A livello globale e nazionale, la FAO promuove numerosi progetti e iniziative per supportare i Paesi nell'implementazione dei loro piani strategici sulla biodiversità, fornisce assistenza politica ai governi che ne fanno richiesta e si impegna nella ricerca di fondi e nello sviluppo di progetti. Tra le iniziative di maggior successo, la FAO ha avviato un progetto capillare sugli impollinatori, un esempio concreto di come le politiche sulla biodiversità possano tradursi in azioni efficaci a tutti i livelli. Questo programma ha avuto un impatto significativo, contribuendo a sensibilizzare i cittadini: anche un gesto semplice, come piantare fiori sui balconi delle città, può favorire la sopravvivenza degli impollinatori, essenziali per la biodiversità. È fondamentale ricordare che gli impollinatori non sono solo api, ma includono anche ditteri, farfalle, pipistrelli e uccelli, tutti con un ruolo cruciale negli ecosistemi. Proteggerli significa preservare un equilibrio naturale di inestimabile valore.
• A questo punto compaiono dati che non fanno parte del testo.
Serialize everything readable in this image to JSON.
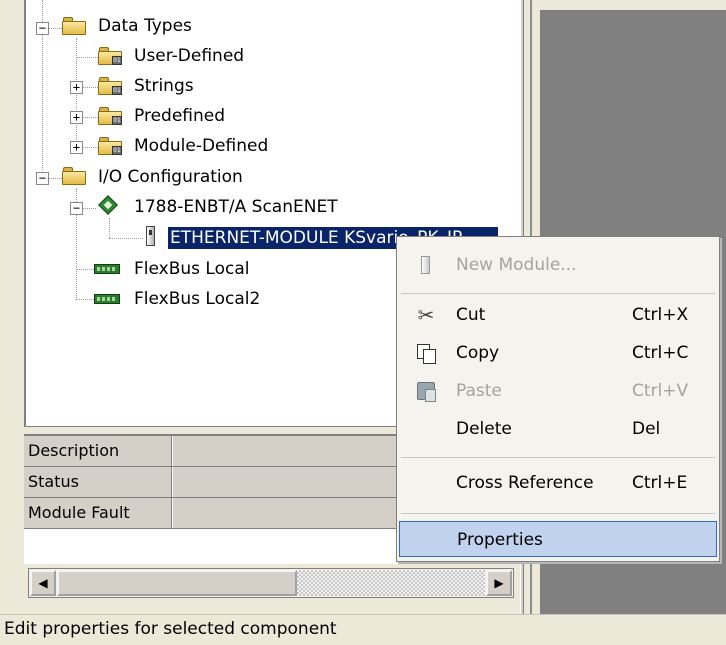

Con questa iniziativa siamo riusciti a tradurre un processo scientifico in un vero e proprio percorso politico, portandolo al centro dei negoziati internazionali fino a farlo diventare un’iniziativa riconosciuta su scala mondiale.
Diverse associazioni e istituzioni sensibili ai temi dell'agroecologia, tra cui l’Associazione Italiana di Agroecologia (AIDA) e l’Associazione Italiana AgroForestazione (AIAF), nell’ultimo anno hanno organizzato una carovana di incontri itineranti che porterà al 1° Congresso di Agroecologia del Mediterraneo (AEMED 2025), in programma dal 9 al 12 giugno ad Agrigento.
Un evento di grande rilievo, soprattutto perché la Sicilia è la prima regione italiana ad aver approvato una legge sull’agroecologia, riconoscendo la necessità di un nuovo approccio produttivo che tuteli ambiente e biodiversità.
L’agroecologia rappresenta una trasformazione profonda, che ripensa sia i sistemi agroalimentari sia il nostro rapporto con la natura. Coinvolgere agricoltori, organizzazioni locali, esperti e cittadini significa creare spazi di confronto reali. Gli incontri della carovana saranno occasioni cruciali per discutere le sfide dell’agricoltura sostenibile e delle pratiche agroecologiche. Al termine di ogni tappa, agricoltori e altri attori locali – inclusa la cittadinanza – raccoglieranno le proposte in documenti sintetici, per portare ad Agrigento una visione condivisa sul futuro dell’agroecologia nei territori.